Tonn Joerg-Christian, Teske Nico, Karschnia Philipp
Department of Neurosurgery, LMU University Hospital, Ludwig-Maximilians-University, Munich, Germany.
German Cancer Consortium (DKTK), Partner Site Munich, Heidelberg, Germany.
Neurooncol Adv. 2024 Feb 13;6(Suppl 3):iii48-iii56. doi: 10.1093/noajnl/vdad166. eCollection 2024 Oct.
Tumors of astrocytic origin represent one of the most frequent entities among the overall rare group of spinal cord gliomas. Initial clinical symptoms are often unspecific, and sensorimotor signs localizing to the spinal cord occur with progressing tumor growth. On MRI, a hyperintense intrinsic spinal cord signal on T-weighted sequences with varying degrees of contrast enhancement raises suspicion for an infiltrative neoplasm. Blood and CSF analysis serves to exclude an infectious process, nutritional deficits, or metabolic disorders. When such other differential diagnoses have been ruled out, a neuropathological tissue-based analysis is warranted to confirm the diagnosis of a spinal cord astrocytoma and guide further patient management. As such, maximal safe resection forms the basis of any treatment. Meticulous preoperative planning is necessary to weigh the potential improvement in survival against the risk of functional deterioration. Intraoperative neuromonitoring and ultrasound may aid in achieving a more extensive resection. Depending on the assigned WHO tumor grade spanning from grade 1 to grade 4, the use of radiotherapy and chemotherapy might be indicated but also wait-and-scan approaches appear reasonable in tumors of lower grade. Close imaging follow-up is necessary given that recurrence inevitably occurs in astrocytomas of grades 2-4. Prognosis is so far dictated by tumor grade and histopathological findings, but also by age and clinical performance of the patient. Targeted therapies resting upon an in-depth tissue analysis are emerging in recurrent tumors, but no prospective study is available so far given the rarity of spinal cord astrocytomas.
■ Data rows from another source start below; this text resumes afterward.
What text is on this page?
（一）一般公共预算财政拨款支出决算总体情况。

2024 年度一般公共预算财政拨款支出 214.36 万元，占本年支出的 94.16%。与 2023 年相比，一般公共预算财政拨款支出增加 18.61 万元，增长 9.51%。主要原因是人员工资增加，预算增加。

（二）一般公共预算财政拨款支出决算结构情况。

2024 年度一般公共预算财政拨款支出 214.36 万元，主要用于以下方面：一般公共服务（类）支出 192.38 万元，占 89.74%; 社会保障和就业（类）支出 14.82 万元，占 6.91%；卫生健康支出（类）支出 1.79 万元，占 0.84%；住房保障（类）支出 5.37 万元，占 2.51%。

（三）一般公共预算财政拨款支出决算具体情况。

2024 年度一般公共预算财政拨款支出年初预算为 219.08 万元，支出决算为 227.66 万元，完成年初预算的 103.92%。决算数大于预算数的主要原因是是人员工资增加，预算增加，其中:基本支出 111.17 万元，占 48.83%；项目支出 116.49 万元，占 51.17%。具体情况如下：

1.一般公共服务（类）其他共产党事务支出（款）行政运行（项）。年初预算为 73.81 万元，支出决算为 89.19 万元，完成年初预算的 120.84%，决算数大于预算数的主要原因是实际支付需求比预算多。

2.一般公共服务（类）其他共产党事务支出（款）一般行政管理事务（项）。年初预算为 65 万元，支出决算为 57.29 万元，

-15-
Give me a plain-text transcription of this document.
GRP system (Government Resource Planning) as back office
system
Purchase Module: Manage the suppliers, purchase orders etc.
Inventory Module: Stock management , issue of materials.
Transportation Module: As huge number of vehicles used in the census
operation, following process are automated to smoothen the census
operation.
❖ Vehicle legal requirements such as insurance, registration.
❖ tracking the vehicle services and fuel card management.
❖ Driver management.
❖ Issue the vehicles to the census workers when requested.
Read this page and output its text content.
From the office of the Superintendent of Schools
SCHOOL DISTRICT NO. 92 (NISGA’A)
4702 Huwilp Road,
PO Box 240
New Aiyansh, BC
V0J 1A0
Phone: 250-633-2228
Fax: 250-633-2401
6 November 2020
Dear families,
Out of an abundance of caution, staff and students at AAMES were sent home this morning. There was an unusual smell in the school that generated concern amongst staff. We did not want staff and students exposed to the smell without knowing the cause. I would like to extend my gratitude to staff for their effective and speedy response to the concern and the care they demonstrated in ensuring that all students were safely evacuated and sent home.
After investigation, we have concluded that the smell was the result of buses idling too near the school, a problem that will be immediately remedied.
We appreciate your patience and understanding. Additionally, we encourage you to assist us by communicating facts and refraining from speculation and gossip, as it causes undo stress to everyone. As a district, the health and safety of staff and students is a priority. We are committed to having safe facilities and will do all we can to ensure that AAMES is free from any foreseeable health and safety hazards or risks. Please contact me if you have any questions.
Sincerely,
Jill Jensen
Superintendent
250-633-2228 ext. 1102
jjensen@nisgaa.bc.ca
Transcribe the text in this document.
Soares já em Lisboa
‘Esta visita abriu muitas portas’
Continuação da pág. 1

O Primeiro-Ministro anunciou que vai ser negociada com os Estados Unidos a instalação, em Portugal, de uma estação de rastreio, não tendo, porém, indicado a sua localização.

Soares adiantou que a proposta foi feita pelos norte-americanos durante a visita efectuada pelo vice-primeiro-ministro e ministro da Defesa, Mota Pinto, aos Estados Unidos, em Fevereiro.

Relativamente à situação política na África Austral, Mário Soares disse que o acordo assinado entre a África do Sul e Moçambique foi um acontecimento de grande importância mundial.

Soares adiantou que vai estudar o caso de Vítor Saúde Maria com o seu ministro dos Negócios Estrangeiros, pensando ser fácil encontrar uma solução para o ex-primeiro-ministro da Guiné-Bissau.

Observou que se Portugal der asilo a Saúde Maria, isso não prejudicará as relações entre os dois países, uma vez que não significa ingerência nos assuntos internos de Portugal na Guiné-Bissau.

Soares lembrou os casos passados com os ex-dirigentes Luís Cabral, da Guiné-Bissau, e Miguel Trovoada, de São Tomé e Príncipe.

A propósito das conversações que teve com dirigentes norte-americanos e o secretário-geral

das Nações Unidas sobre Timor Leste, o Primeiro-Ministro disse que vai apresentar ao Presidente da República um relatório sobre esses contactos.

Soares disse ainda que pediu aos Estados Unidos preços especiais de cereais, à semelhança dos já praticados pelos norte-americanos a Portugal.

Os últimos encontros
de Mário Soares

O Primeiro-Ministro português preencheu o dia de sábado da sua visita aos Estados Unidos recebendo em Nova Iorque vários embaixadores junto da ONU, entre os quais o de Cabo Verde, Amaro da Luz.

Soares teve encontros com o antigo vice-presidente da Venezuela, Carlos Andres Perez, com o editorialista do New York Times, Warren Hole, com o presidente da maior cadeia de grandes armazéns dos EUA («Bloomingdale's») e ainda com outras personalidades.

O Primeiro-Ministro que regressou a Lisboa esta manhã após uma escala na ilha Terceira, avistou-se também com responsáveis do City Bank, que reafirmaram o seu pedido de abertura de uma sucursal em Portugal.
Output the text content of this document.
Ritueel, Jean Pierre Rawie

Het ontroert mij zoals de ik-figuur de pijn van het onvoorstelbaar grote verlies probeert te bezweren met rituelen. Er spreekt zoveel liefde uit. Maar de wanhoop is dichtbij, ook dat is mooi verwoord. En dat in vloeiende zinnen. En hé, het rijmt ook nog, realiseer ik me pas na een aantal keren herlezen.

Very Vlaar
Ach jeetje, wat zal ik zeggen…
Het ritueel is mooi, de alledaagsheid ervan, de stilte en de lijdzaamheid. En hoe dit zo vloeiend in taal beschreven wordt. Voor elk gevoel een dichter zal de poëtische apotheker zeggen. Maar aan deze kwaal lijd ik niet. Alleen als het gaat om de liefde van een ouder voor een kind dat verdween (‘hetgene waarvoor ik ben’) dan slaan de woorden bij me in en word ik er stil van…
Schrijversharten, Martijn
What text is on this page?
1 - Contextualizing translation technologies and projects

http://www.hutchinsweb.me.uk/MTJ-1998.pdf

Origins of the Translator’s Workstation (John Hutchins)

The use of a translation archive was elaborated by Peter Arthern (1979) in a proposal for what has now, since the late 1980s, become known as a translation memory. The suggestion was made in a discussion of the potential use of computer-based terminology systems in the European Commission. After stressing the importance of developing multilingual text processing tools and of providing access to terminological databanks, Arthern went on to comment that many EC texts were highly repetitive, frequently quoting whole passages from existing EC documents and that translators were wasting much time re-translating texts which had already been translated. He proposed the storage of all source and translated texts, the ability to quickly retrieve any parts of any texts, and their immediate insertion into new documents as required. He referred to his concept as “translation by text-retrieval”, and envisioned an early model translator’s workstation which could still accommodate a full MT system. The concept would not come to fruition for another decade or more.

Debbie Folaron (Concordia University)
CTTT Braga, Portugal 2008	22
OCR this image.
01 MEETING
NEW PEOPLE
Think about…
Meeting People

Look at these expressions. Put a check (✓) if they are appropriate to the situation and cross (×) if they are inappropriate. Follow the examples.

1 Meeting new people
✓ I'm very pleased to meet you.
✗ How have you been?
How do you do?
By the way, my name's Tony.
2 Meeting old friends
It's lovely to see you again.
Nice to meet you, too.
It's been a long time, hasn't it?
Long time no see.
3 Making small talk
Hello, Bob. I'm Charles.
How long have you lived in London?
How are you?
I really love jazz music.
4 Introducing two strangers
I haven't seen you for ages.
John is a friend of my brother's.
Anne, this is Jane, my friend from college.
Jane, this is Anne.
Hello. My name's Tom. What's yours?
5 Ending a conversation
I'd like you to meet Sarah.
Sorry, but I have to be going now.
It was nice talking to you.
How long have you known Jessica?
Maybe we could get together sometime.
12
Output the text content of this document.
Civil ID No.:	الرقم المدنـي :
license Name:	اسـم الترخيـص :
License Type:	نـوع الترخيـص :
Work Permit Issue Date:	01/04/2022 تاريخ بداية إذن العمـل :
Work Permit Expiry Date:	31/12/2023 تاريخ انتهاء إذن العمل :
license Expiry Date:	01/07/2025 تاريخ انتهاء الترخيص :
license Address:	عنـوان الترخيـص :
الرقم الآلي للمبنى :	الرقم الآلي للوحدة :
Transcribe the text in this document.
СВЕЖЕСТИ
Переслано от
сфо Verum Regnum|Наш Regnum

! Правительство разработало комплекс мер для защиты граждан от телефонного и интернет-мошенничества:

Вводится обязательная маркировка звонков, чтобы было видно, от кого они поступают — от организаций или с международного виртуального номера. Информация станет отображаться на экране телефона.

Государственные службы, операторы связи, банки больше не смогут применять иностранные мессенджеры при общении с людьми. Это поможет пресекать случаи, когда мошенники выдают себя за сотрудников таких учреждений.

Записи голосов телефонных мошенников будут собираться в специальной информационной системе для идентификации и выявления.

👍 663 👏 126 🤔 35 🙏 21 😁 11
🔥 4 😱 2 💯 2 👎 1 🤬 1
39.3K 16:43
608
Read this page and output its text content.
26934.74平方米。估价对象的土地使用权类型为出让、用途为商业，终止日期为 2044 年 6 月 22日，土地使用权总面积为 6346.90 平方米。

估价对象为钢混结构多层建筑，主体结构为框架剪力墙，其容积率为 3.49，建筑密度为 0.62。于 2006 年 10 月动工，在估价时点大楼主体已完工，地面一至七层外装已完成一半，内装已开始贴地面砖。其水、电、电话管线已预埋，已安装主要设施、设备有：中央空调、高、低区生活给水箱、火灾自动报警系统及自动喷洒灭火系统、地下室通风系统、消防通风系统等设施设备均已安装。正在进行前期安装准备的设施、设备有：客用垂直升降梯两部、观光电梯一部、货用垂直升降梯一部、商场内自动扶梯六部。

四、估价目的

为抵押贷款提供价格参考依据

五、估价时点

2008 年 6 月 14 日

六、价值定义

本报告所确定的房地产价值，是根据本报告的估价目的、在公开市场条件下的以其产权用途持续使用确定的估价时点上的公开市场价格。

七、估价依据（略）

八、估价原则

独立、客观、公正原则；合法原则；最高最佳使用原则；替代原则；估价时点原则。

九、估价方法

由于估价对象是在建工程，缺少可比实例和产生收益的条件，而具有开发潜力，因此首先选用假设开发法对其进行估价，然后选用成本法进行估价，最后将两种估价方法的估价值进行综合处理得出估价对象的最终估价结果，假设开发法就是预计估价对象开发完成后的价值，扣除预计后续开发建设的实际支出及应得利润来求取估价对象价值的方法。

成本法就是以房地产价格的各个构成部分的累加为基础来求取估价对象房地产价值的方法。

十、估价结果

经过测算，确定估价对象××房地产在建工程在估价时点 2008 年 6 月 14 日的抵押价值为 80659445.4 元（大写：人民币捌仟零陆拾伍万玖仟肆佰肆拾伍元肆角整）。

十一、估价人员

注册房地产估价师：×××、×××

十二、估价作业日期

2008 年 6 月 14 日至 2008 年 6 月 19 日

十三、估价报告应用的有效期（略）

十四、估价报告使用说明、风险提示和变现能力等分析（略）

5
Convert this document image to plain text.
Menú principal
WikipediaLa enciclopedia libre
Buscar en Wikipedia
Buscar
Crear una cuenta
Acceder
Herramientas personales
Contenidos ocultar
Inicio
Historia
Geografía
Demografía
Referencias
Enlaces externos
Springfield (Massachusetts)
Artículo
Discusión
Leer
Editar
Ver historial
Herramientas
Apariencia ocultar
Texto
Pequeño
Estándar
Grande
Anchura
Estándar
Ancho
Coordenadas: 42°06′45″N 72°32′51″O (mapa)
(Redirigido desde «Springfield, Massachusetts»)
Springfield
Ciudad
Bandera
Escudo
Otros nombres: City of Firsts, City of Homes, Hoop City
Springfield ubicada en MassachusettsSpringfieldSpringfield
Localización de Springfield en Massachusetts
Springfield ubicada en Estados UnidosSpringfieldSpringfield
星形细胞起源的肿瘤是脊髓胶质瘤这一总体罕见肿瘤组中最常见的类型之一。初始临床症状通常不具特异性,随着肿瘤生长进展会出现定位至脊髓的感觉运动体征。在磁共振成像(MRI)上,T加权序列上脊髓内高强度信号并伴有不同程度的对比增强,提示可能存在浸润性肿瘤。血液和脑脊液分析有助于排除感染性疾病、营养缺乏或代谢紊乱。当排除了其他此类鉴别诊断后,有必要进行基于神经病理组织的分析以确诊脊髓星形细胞瘤并指导进一步的患者管理。因此,最大安全切除是任何治疗的基础。细致的术前规划对于权衡生存获益与功能恶化风险至关重要。术中神经监测和超声可能有助于实现更广泛的切除。根据世界卫生组织(WHO)指定的肿瘤分级,范围从1级到4级,可能需要使用放疗和化疗,但对于低级别肿瘤,等待观察扫描的方法似乎也是合理的。鉴于2 - 4级星形细胞瘤不可避免地会复发,密切的影像学随访是必要的。目前,预后取决于肿瘤分级和组织病理学结果,也取决于患者的年龄和临床表现。基于深入组织分析的靶向治疗正在复发性肿瘤中出现,但鉴于脊髓星形细胞瘤的罕见性,目前尚无前瞻性研究。